Le poids des mots, le choc des photos

Le dernier tome s’était achevé sur une tuerie dans une école. Les médias avaient alors fait leurs gros titres sur le fait divers, et s’étaient gargarisés des antécédents psychiatriques du meurtrier pour mettre cet acte sur le compte d’un « coup de folie ».
Le volume s’ouvre ici sur un dialogue à flux tendu entre un journaliste et un psychiatre. Le médecin démontre habilement que le geste de l’homme n’est probablement pas consécutif à un délire, et que l’individu cherche volontairement à se faire passer pour fou afin d’éviter toute traduction devant un tribunal…

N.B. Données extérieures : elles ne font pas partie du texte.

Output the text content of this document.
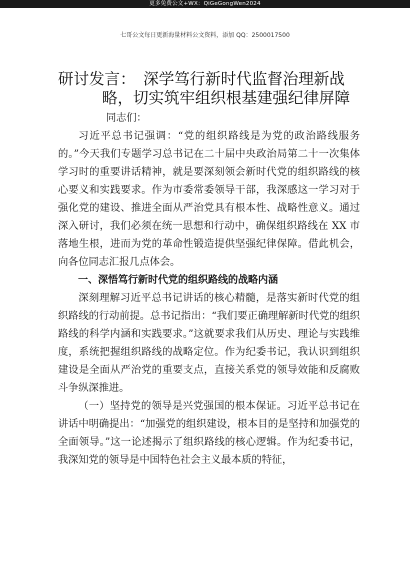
更多免费公文+WX：QiGeGongWen2024
七哥公文每日更新海量材料公文资料，添加 QQ：2500017500
研讨发言：　深学笃行新时代监督治理新战
略，切实筑牢组织根基建强纪律屏障

同志们：

习近平总书记强调：“党的组织路线是为党的政治路线服务的。”今天我们专题学习总书记在二十届中央政治局第二十一次集体学习时的重要讲话精神，就是要深刻领会新时代党的组织路线的核心要义和实践要求。作为市委常委领导干部，我深感这一学习对于强化党的建设、推进全面从严治党具有根本性、战略性意义。通过深入研讨，我们必须在统一思想和行动中，确保组织路线在 XX 市落地生根，进而为党的革命性锻造提供坚强纪律保障。借此机会，向各位同志汇报几点体会。

一、深悟笃行新时代党的组织路线的战略内涵

深刻理解习近平总书记讲话的核心精髓，是落实新时代党的组织路线的行动前提。总书记指出：“我们要正确理解新时代党的组织路线的科学内涵和实践要求。”这就要求我们从历史、理论与实践维度，系统把握组织路线的战略定位。作为纪委书记，我认识到组织建设是全面从严治党的重要支点，直接关系党的领导效能和反腐败斗争纵深推进。

（一）坚持党的领导是兴党强国的根本保证。习近平总书记在讲话中明确提出：“加强党的组织建设，根本目的是坚持和加强党的全面领导。”这一论述揭示了组织路线的核心逻辑。作为纪委书记，我深知党的领导是中国特色社会主义最本质的特征，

La presse est une nouvelle fois mise sur le banc des accusés dans cet opus aux images choc. Manipulateur, menteur, propagandiste et affairiste, ce terrifiant contre-pouvoir brosse le peuple dans le sens du poil. On retient en particulier un passage aussi formidable que glaçant de réalisme sur le sensationnalisme fait autour du massacre des écoliers. Sato y propose une revue de presse montée de toutes pièces, qui a pourtant un arrière-goût amer de déjà lu : ici un journal qui exige « un châtiment exemplaire » sans connaître les tenants et les aboutissants de l’affaire, là un titre qui révèle le « nœud de l’affaire », plus loin encore cette Une qui accuse l’Administration judiciaire et, en guise d’autoflagellation, la presse tout en titrant sur la même page « Gros seins nus ! Elle tombe le kimono ! ». Un pur délice !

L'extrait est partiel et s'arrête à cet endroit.